“Leap Year” is, like most romcoms nowadays, driven by a gimmick that has little to do with the actual plot of the film.
It’s a standard diversion, but Hitchcockian in its own little dunderheaded way in that it’s the MacGuffin that the heroine is chasing.
In this case, it’s a marriage proposal. Anna (Amy Adams) is a right big-city girl who is trying to buy an apartment with her cardiologist boyfriend (Adam Scott), dreaming of an engagment ring so big it’ll make her puke, as Steve Martin once said.
Instead, her boyfriend gives her earrings, then jets off to Ireland for several days, one of which will be Leap Day, Feb. 29, which, Irish legend has it, is the one day a woman can propose to her man.
So Anna, romance and diamonds in her eyes, throws caution to the wind and hops a flight for Dublin to surprise her man.
Of course, chance throws her curveball after curveball after slider, and much of the rest of the film is a series of misadventures, starting with Anna’s flight diverted to Wales, which leads to a harrowing boat ride to the coast, which brings her to bartender/innskeeper Declan (Matthew Goode), a handsome but rather brusque chap.
Declan is also his small town’s taxi service, and Anna, put off by Declan’s simple single-man life, reluctantly pays him to drive her to Dublin (which he is less than eager to do himself).
There’s room for a lot of marvelous scenery, but director Anand Tucker doesn’t really do enough to feature it (with the exception of a few shots here and there). So as Anna wanders the Irish countryside we get a lot of spectacular shots of the pavement.
Amy Adams, is, as ever, luminescent, and Goode is likably rough as a romantic foil, but the direction is sluggish, and the execution of the gags are elementary and half-hearted, with a setup that tries to be sneaky (hint: anytime an old car is left unmanned on a steep hill and someone kicks, pokes, or leans on the front bumper, you can bet the car will start rolling).
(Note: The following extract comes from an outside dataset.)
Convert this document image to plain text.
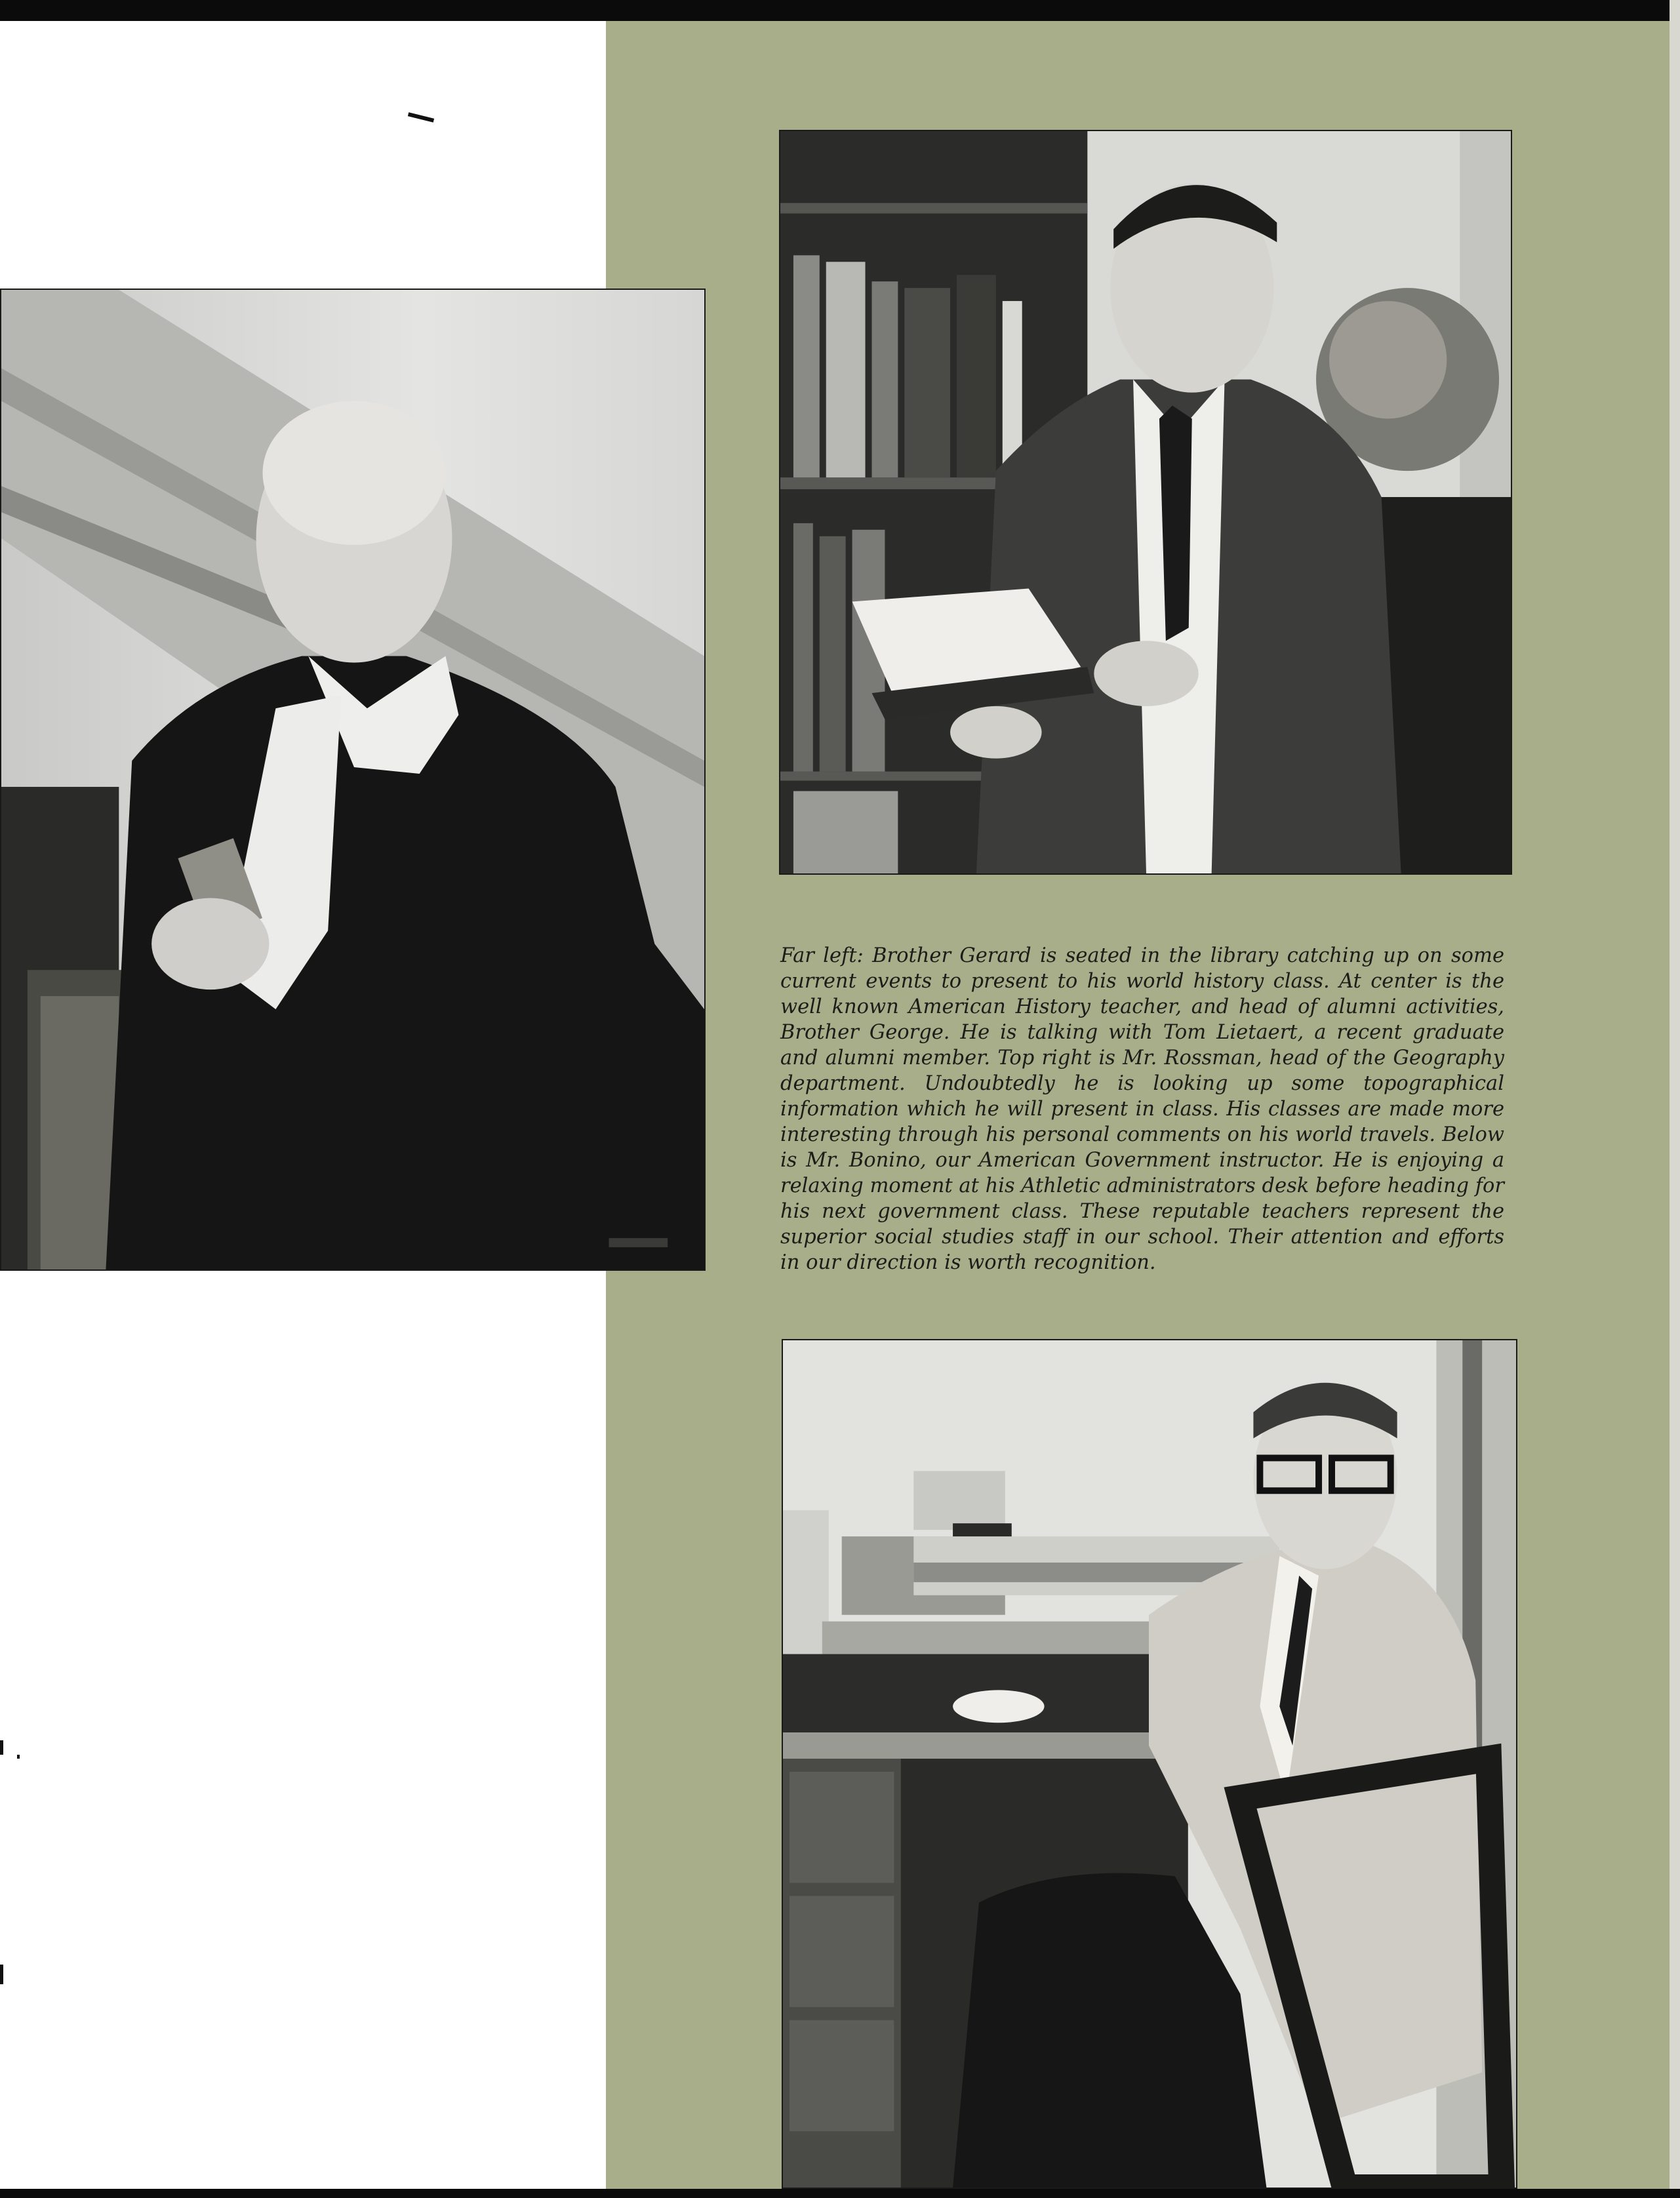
Far left: Brother Gerard is seated in the library catching up on some current events to present to his world history class. At center is the well known American History teacher, and head of alumni activities, Brother George. He is talking with Tom Lietaert, a recent graduate and alumni member. Top right is Mr. Rossman, head of the Geography department. Undoubtedly he is looking up some topographical information which he will present in class. His classes are made more interesting through his personal comments on his world travels. Below is Mr. Bonino, our American Government instructor. He is enjoying a relaxing moment at his Athletic administrators desk before heading for his next government class. These reputable teachers represent the superior social studies staff in our school. Their attention and efforts in our direction is worth recognition.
I wanted to like this film, but really there was little of interest here. Anna’s personality flaws were played down, dragging down the “lesson” part of the narrative, and most of the supporting cast is wasted (especially John Lithgow, who gets only one brief bar scene before disappearing), and Scott, who could be devilishly unlikable, is not played as much a cad as his role usually designates. There’s even a tease of him being a jerk that leads nowhere.
Don’t get me wrong: I don’t mind a bit of tinkering to genre conventions, especially the exhausted romantic comedy ones. But it’s a bit of a waste of star power to take out the more important aspects of a genre and not replace it with something that’s, you know, at least interesting.
But as some people I spoke with afterwards mentioned, at least Kate Hudson wasn’t in it.